Critical design is not an outer part of the system; rather, it acts as a complex form of productive self-reflection within it. Today’s capitalism shows a strong ability to absorb questioning, transform criticism into symbolic worth. Problematization turns into content, refusal into differentiation, and purity into a brand.
A structural symmetry becomes evident: applied design is directly involved in creating commodities, whereas critical design focuses on generating meaning and cultural value. Both function within the same economic framework, though each uses different methods of legitimation. Applied design relies on stabilising rhetoric such as innovation, sustainability, and efficiency to establish its market position; in contrast, critical design employs a rhetoric of moral distance. In both scenarios, the core process involves crafting justification.
The concept of exteriority often functions as a convenient rhetorical device: while distance can symbolize completeness, the underlying structural significance continues to be in effect. All practices operate within the economic networks shaping late modernity, where the distinction between inside and outside is emphasized in a way that hides the main issue.
Attention then shifts to a different level, focusing on the material and symbolic redistributions caused by each practice, the dependencies they reinforce, and the opportunities for action they create. The previously held position becomes less central; more importance is given to the effects resulting from interventions.

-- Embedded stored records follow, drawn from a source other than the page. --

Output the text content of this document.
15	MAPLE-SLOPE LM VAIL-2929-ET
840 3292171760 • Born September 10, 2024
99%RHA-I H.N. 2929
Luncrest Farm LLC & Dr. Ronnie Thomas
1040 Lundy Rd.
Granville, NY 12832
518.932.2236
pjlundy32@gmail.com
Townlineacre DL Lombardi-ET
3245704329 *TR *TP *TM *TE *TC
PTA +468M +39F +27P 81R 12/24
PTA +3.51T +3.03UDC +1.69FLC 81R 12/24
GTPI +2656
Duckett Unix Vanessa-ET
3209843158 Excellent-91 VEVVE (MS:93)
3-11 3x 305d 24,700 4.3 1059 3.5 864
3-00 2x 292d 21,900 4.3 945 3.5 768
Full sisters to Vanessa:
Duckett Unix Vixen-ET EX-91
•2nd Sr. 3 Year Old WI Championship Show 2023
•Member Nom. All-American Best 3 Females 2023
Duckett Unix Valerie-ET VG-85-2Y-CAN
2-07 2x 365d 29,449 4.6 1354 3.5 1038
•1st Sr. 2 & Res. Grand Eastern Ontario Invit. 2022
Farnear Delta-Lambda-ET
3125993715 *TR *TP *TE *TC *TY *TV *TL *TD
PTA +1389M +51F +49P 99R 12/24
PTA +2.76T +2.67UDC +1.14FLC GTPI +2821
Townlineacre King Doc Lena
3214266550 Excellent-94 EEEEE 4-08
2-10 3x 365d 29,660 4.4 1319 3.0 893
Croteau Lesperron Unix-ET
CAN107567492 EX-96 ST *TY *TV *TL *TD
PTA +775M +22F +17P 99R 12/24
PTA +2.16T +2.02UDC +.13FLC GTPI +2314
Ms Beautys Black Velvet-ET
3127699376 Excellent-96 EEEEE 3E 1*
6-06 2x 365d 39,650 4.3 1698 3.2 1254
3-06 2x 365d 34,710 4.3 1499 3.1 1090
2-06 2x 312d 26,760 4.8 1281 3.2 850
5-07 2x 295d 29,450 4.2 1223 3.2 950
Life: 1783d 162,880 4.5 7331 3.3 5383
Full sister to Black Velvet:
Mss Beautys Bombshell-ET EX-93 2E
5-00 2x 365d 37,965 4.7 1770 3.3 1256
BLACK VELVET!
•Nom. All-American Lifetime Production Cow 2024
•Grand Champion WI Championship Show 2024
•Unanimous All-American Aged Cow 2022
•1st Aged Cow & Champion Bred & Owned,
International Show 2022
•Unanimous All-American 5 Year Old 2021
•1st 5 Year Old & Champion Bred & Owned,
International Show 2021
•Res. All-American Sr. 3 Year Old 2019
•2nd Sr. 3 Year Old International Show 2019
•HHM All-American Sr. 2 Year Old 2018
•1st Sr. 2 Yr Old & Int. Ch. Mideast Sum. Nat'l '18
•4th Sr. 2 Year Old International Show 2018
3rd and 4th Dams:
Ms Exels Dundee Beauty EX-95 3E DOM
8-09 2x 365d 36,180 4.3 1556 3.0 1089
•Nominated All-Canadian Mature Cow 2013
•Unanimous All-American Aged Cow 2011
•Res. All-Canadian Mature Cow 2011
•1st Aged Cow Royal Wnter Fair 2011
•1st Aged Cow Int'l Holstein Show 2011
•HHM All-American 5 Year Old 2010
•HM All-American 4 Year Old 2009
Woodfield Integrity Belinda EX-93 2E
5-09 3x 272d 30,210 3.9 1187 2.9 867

When the discipline links distance with virtue, focus shifts from consequences to identity. Analysis slowly replaces composition, and although critique becomes more interpretively sophisticated, the real reorganization of infrastructures happens elsewhere.
Operative Commitment
Assuming that structural implications imply responsibility, each practice exists within the economic and technical networks that shape the present. This raises the key question of how to intervene within these networks. Design reestablishes coherence by accepting this condition as its starting point.
Operative commitment refers to a practice that recognizes the materiality of decisions, where production chains, logistical infrastructures, energy regimes, and legal frameworks are integral parts of the project’s architecture. Each intervention acts as a micro-reconfiguration of existing relations, bringing about incremental changes that add up over time.
Transition design functions within the space between structure and potential. Instead of aiming for complete disruption, it focuses on gradually recomposing tangible actors such as local suppliers, regenerative materials, decentralized production systems, shared ownership models, and visual tools that reinforce local economies. This transformation occurs through ongoing adjustments, mainly impacting infrastructure rather than creating spectacles.
This practice entails an ongoing tension, as every decision involves balancing different interests, technical limitations, and economic constraints. In this tangible realm lies the political aspect of design, where values shift from mere declaration to being embedded in the physical matter.
The key criterion now moves beyond positioning purity to focus on the level of effective reorganization resulting from the intervention. Critique serves a guiding role, whereas making is where decisions lead to irreversible outcomes. Designing reallocates action capacities, understanding that each setup creates specific opportunities and limits others.
Design becomes more substantial by embracing the risks involved in material inscription, as transformation seldom has an aura and mainly shows itself through ongoing changes to infrastructures, contracts, circuits, and devices. Commitment is demonstrated through active engagement within this network of forces, emphasizing implication over the illusion of exteriority.